Take the client app for example. We would need one or several components in real life to perform the followings in order to qualify as a Client App in the sense of Authorization Code Flow, it needs to:

  1. know the authorization endpoint and construct the HTTP request for Authorization code;
  2. stand up an HTTP service (relying party) to listen to call back, and parse the Authorization Code;
  3. securely store Authorization code, and have access to client ID and client secret;
  4. construct a request for tokens using client ID, secret and authorization Code received;
  5. parse the tokens from the response from Token endpoint
  6. to pass the tokens along

When developers builds an application with OIDC integration capability, they’d have to implement all these using the library of their programming language. In addition to application’s own server, the OIDC module will need its own backend capable of doing all the activities above. The alternative option is to introduce a OIDC capable client proxy service.

As for the Resource Server, it needs to have a trust on the Authorization Server, so that it can cryptographically validate the tokens that the Authorization Server has issued using the well-known public key.

On the Authorization Server side, as we discussed. It needs to provision client ID and client secret that itself can later recognize when client app connects to it. It also needs to have both authorization endpoint and token endpoint. Often times, the authorization server contains identity store and we’d like to call it the identity provider, but that is not always the case. A company may have a home grown identity store that does not support OIDC. In that case, to qualify as an OIDC Authorization server, they need a server proxy.

OIDC Proxy

As a result, with regard to OIDC, there are two categories of proxies: OIDC client proxy and OIDC server proxy.

For example, in my previous post, I explained how to configure external authorization via OIDC in Istio. Looking at the diagram, it uses OAuth2 proxy to integrate with GCP as the authorization server. In this use case, GCP is natively OIDC capable, the the Hello Word App isn’t. Therefore, the OAuth2-proxy that we introduced is an OIDC client proxy.

For a corporate with Active Directory, the identity store only supports LDAP protocol. In order to quality the identity store as an OIDC Authorization Server, we would need a server-side proxy such as the LDAP connector in Dex, with the Active Directory as authentication source. The diagram of dex is a good summary of its role:

In some scenarios, we refer to this role as identity broker. Dex is an identity broker. Another important project to know is KeyCloak, which is sponsored by Red Hat and now a CNCF project. Although you can configure KeyCloak as an identity broker, it is much more than a broker. KeyCloadk is a full-fledged identity and access management solution on its own. It can act as the entire Authorization server. The diagram in this blog post summarizes its features well. It is for teams that wants to build their home grown identity store. Think of KeyCloak as a self-managed open-source alternative to IAM solutions such as Okta or Auth0.

The AWS Cognito user pool can play similar role. A Cognito user pool can serve as an identity pool to an app via OIDC or its own authentication flows. On the other hand, it can federate its own identity pool with a third party via standard protocol including OIDC.

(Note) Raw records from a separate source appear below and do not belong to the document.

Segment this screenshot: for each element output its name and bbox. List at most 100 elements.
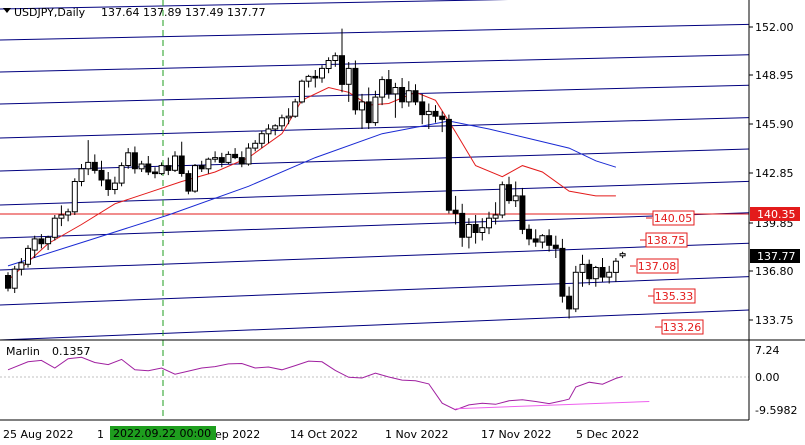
bearish-candle — [178, 155, 185, 174]
date-label: 14 Oct 2022 — [290, 428, 358, 441]
bearish-candle — [5, 275, 11, 289]
channel-line[interactable] — [0, 0, 749, 10]
bullish-candle — [298, 80, 305, 103]
bearish-candle — [98, 169, 105, 181]
bullish-candle — [18, 262, 25, 270]
date-label: 1 Nov 2022 — [385, 428, 448, 441]
bullish-candle — [212, 157, 219, 160]
target-label-box-1[interactable] — [652, 210, 695, 226]
bullish-candle — [138, 163, 145, 170]
channel-line[interactable] — [0, 180, 750, 206]
bullish-candle — [172, 155, 178, 171]
channel-line[interactable] — [0, 54, 750, 73]
bearish-candle — [559, 247, 566, 297]
channel-line[interactable] — [0, 276, 750, 306]
indicator-tick: -9.5982 — [755, 404, 797, 417]
channel-line[interactable] — [0, 84, 750, 105]
bullish-candle — [392, 87, 399, 95]
crosshair-date-label-box — [110, 426, 216, 440]
bearish-candle — [532, 238, 539, 243]
date-label: ep 2022 — [215, 428, 260, 441]
target-label-box-3[interactable] — [636, 258, 679, 274]
date-axis[interactable]: 25 Aug 2022 1 ep 2022 14 Oct 2022 1 Nov … — [0, 419, 749, 441]
bullish-candle — [492, 214, 499, 219]
bullish-candle — [332, 55, 339, 62]
bullish-candle — [45, 236, 52, 245]
symbol-label: USDJPY,Daily — [14, 6, 86, 19]
bullish-candle — [325, 60, 332, 69]
bearish-candle — [586, 263, 593, 280]
symbol-header: USDJPY,Daily 137.64 137.89 137.49 137.77 — [3, 6, 265, 19]
bullish-candle — [465, 224, 472, 238]
bearish-candle — [165, 165, 172, 171]
bullish-candle — [486, 217, 492, 229]
target-label-4: 135.33 — [655, 290, 694, 303]
channel-line[interactable] — [0, 242, 750, 271]
bearish-candle — [312, 75, 319, 79]
bearish-candle — [459, 212, 466, 238]
channel-line[interactable] — [0, 117, 750, 139]
bullish-candle — [606, 271, 613, 278]
target-label-5: 133.26 — [663, 321, 702, 334]
indicator-pane[interactable]: Marlin 0.1357 7.24 0.00 -9.5982 — [0, 340, 797, 420]
bullish-candle — [345, 67, 352, 85]
channel-line[interactable] — [0, 309, 750, 341]
bullish-candle — [111, 182, 118, 191]
bearish-candle — [432, 110, 439, 117]
bullish-candle — [292, 101, 299, 117]
divergence-line[interactable] — [455, 401, 650, 410]
date-label: 17 Nov 2022 — [481, 428, 551, 441]
bullish-candle — [25, 247, 31, 265]
bullish-candle — [285, 115, 292, 119]
bullish-candle — [572, 271, 579, 310]
target-label-box-4[interactable] — [653, 288, 696, 304]
bearish-candle — [145, 163, 152, 173]
bullish-candle — [192, 165, 198, 192]
bearish-candle — [105, 179, 112, 190]
bearish-candle — [472, 224, 479, 233]
price-tick: 145.90 — [755, 118, 794, 131]
indicator-tick: 7.24 — [755, 344, 780, 357]
channel-line[interactable] — [0, 212, 750, 239]
current-price-label — [750, 249, 800, 263]
price-tick: 148.95 — [755, 69, 794, 82]
bullish-candle — [51, 217, 58, 238]
bearish-candle — [198, 165, 205, 170]
bearish-candle — [91, 161, 98, 171]
bullish-candle — [71, 181, 78, 213]
price-tick: 136.80 — [755, 265, 794, 278]
collapse-arrow-icon[interactable] — [3, 8, 11, 13]
marlin-oscillator-line — [7, 356, 623, 411]
bullish-candle — [305, 75, 312, 82]
bullish-candle — [425, 110, 432, 116]
bullish-candle — [359, 101, 365, 111]
bearish-candle — [131, 152, 138, 170]
price-tick: 152.00 — [755, 21, 794, 34]
bullish-candle — [278, 117, 285, 127]
bullish-candle — [225, 153, 232, 163]
bullish-candle — [619, 253, 626, 257]
bullish-candle — [78, 168, 85, 183]
bearish-candle — [352, 67, 359, 111]
target-label-2: 138.75 — [647, 234, 686, 247]
ohlc-values: 137.64 137.89 137.49 137.77 — [101, 6, 265, 19]
bearish-candle — [412, 90, 419, 103]
bullish-candle — [11, 268, 18, 289]
bearish-candle — [566, 295, 573, 310]
target-label-box-2[interactable] — [645, 232, 688, 248]
bullish-candle — [579, 263, 586, 273]
target-label-box-5[interactable] — [661, 319, 704, 335]
channel-line[interactable] — [0, 23, 750, 41]
channel-line[interactable] — [0, 148, 750, 172]
target-labels: 140.05 138.75 137.08 135.33 133.26 — [630, 210, 704, 335]
bullish-candle — [479, 227, 486, 233]
bullish-candle — [158, 165, 165, 175]
bearish-candle — [152, 171, 158, 175]
bearish-candle — [452, 209, 459, 214]
bearish-candle — [419, 101, 426, 116]
bullish-candle — [58, 214, 65, 219]
price-pane[interactable]: USDJPY,Daily 137.64 137.89 137.49 137.77… — [0, 0, 750, 420]
price-axis[interactable]: 152.00 148.95 145.90 142.85 139.85 136.8… — [748, 0, 800, 420]
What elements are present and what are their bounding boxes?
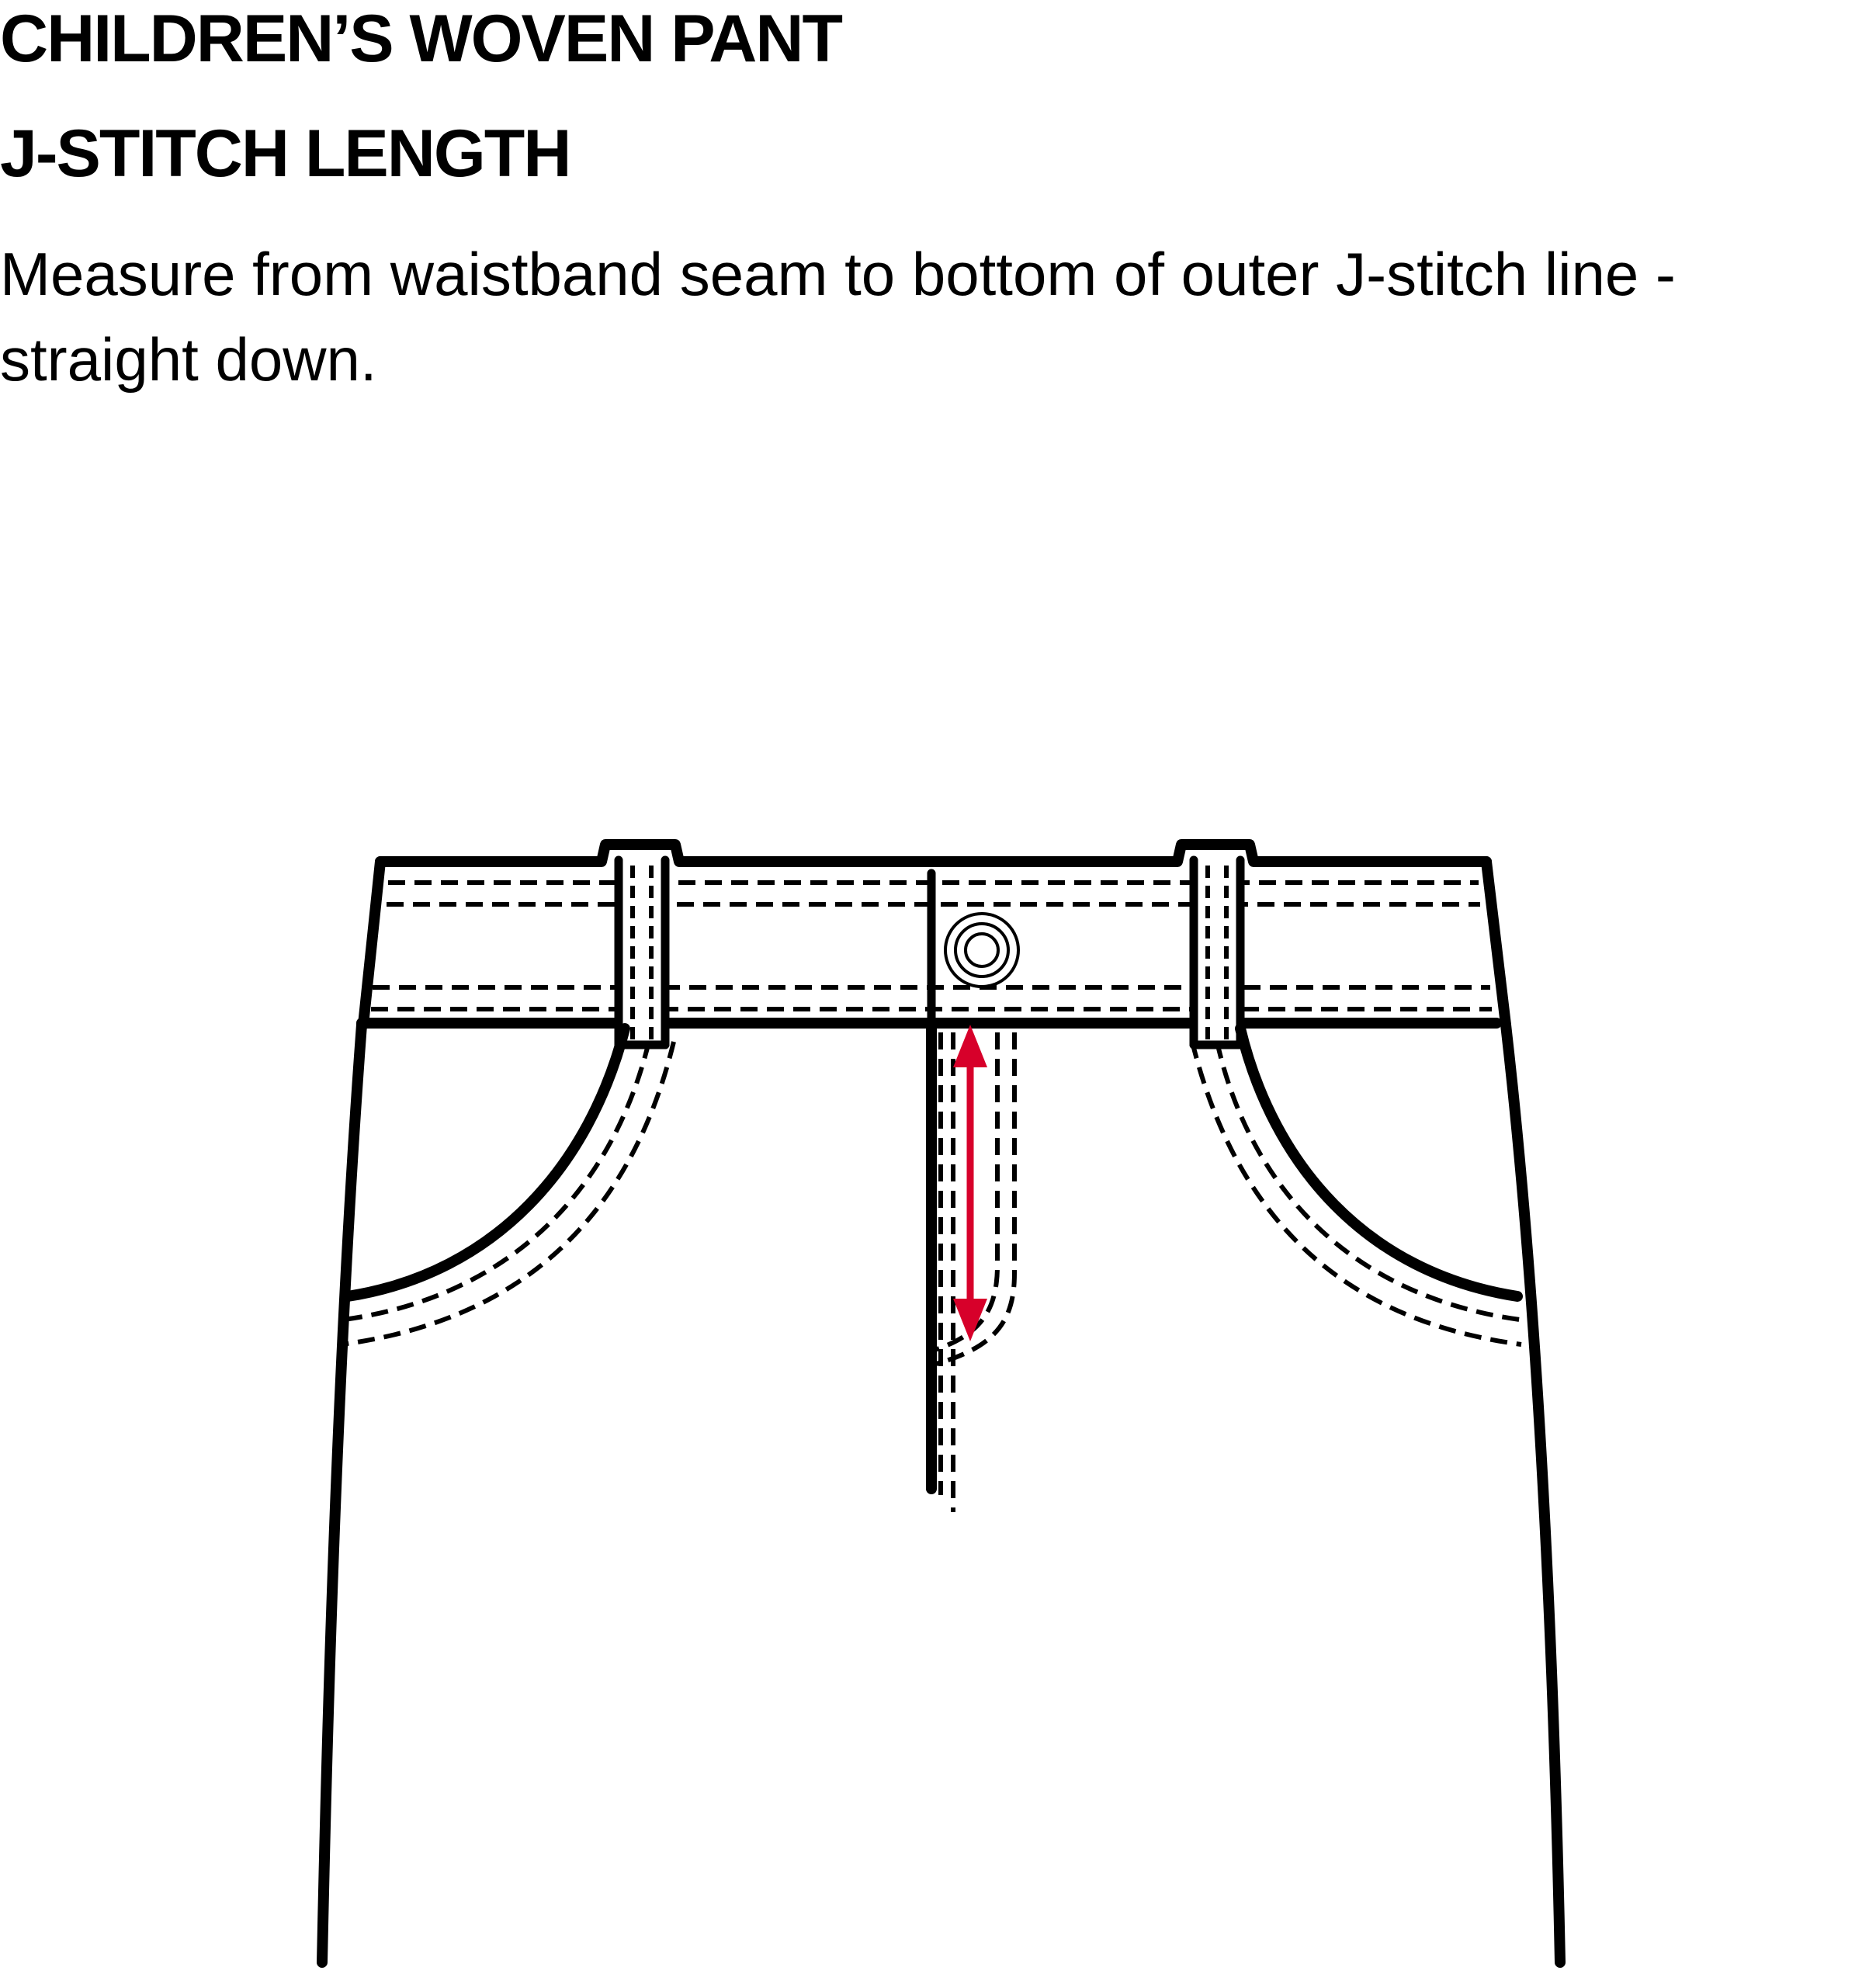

In any use case where we need to bring OIDC integration, we need to start with the flow recommendation for each architecture, then we examine the existing component against the flow diagram. From there, we can identify the missing pieces and determine where and how we should configure the proxy.

Summary

The OIDC topic confuses me big time every time I need to configure identity store. With this post, I was hoping to elaborate on the Authorization Code Flow for OIDC. See OpenID certification for a list of providers. Further I discussed the two categories of proxies in the OIDC picture. Hopefully, when the OIDC topic comes back again, I will be able to quickly match which is which, and identify the missing piece to build a solution.